There are a number of languages (I believe especially common in Aboriginal Australia) that are known for not having words or concepts for “left”, “right”, “ahead”, “behind”, and so on, but instead using exclusively cardinal directions for these concepts.

Two that I know of are the Guugu_Yimithirr language and the Kuuk Thaayorre language

What this means is: instead of saying “my right arm”, one might say something that translates to “my northeast arm” depending on the cardinal direction in which you are facing. Of course, later in conversation when the same arm is referenced but one has turned around, it is now called “my southwest arm”.

Native speakers of these language of course have an incredible sense of direction.1 In order to convey meaning, you must always have an innate sense of which way is north, even on a cloudy day.

The very existence of this language is an anecdote for how tools and environment shape behavior because one can presume that such a language would never develop in a culture that spent most of its time indoors.

Abstract thinking

Additionally, fascinatingly, the lanaguge influences the way that speakers perceive abstract concepts such as time.

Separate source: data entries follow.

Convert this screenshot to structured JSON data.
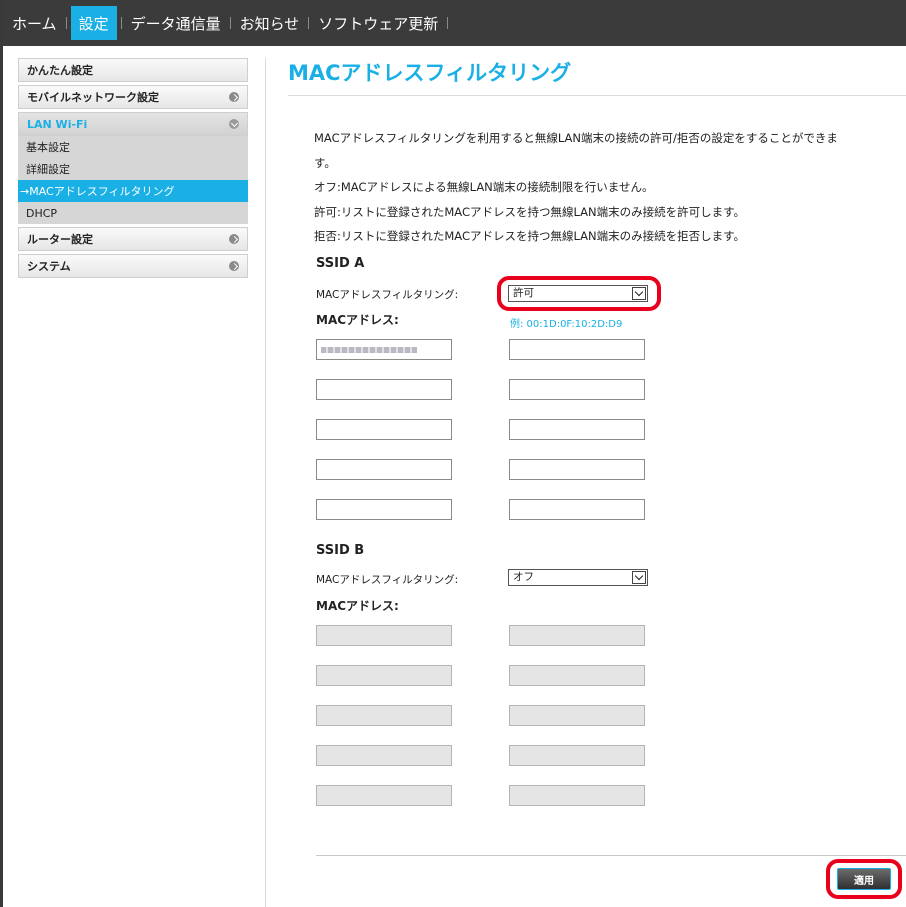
{
  "nav": {
    "items": [
      "ホーム",
      "設定",
      "データ通信量",
      "お知らせ",
      "ソフトウェア更新"
    ],
    "active": "設定"
  },
  "sidebar": {
    "quick_setup": "かんたん設定",
    "mobile_network": "モバイルネットワーク設定",
    "lan_wifi": "LAN Wi-Fi",
    "lan_sub": {
      "basic": "基本設定",
      "detail": "詳細設定",
      "mac_filter": "→MACアドレスフィルタリング",
      "dhcp": "DHCP"
    },
    "router": "ルーター設定",
    "system": "システム"
  },
  "main": {
    "title": "MACアドレスフィルタリング",
    "desc_line1": "MACアドレスフィルタリングを利用すると無線LAN端末の接続の許可/拒否の設定をすることができま",
    "desc_line2": "す。",
    "desc_line3": "オフ:MACアドレスによる無線LAN端末の接続制限を行いません。",
    "desc_line4": "許可:リストに登録されたMACアドレスを持つ無線LAN端末のみ接続を許可します。",
    "desc_line5": "拒否:リストに登録されたMACアドレスを持つ無線LAN端末のみ接続を拒否します。",
    "ssid_a": {
      "title": "SSID A",
      "filter_label": "MACアドレスフィルタリング:",
      "filter_value": "許可",
      "mac_label": "MACアドレス:",
      "example": "例: 00:1D:0F:10:2D:D9"
    },
    "ssid_b": {
      "title": "SSID B",
      "filter_label": "MACアドレスフィルタリング:",
      "filter_value": "オフ",
      "mac_label": "MACアドレス:"
    },
    "apply_label": "適用"
  },
  "colors": {
    "accent": "#1ab0e6",
    "nav_bg": "#3b3b3b",
    "highlight": "#e8001c"
  }
}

People rely on their spatial knowledge to build other, more complex, more abstract representations. Representations of such things as time, number, musical pitch, kinship relations, morality, and emotions have been shown to depend on how we think about space.2

So if your language gives you a different sense of navigation and how you interact spatially with the world, it influences your perception of non-spatial ideas as well.

In a series of experiments, linguists asked native speakers to put cards illustrating scenes from a chronological series in order. For example, a person aging, a person eating a banana, or a crocodile growing.

English-speaking participants arrange the cards chronologically so that time proceeds from left to right.

Hebrew speakers will tend to lay out the cards from right to left.

Meanwhile, native speakers of cardinal direction languages like Guugu Yimithirr and Kuuk Thaayorre did appear not show a particular pattern - neither left-to-right nor right-to-left always, nor away or towards to the body. Instead, they arranged the cards depending on the direction the table was cardinally facing, such that time proceeded from east to west.

English and Hebrew speakers used their understanding of the written word to represent time. Guugu Yimithirr and Kuuk Thaayorre speakers used their spatial orientation to construct their representation of time.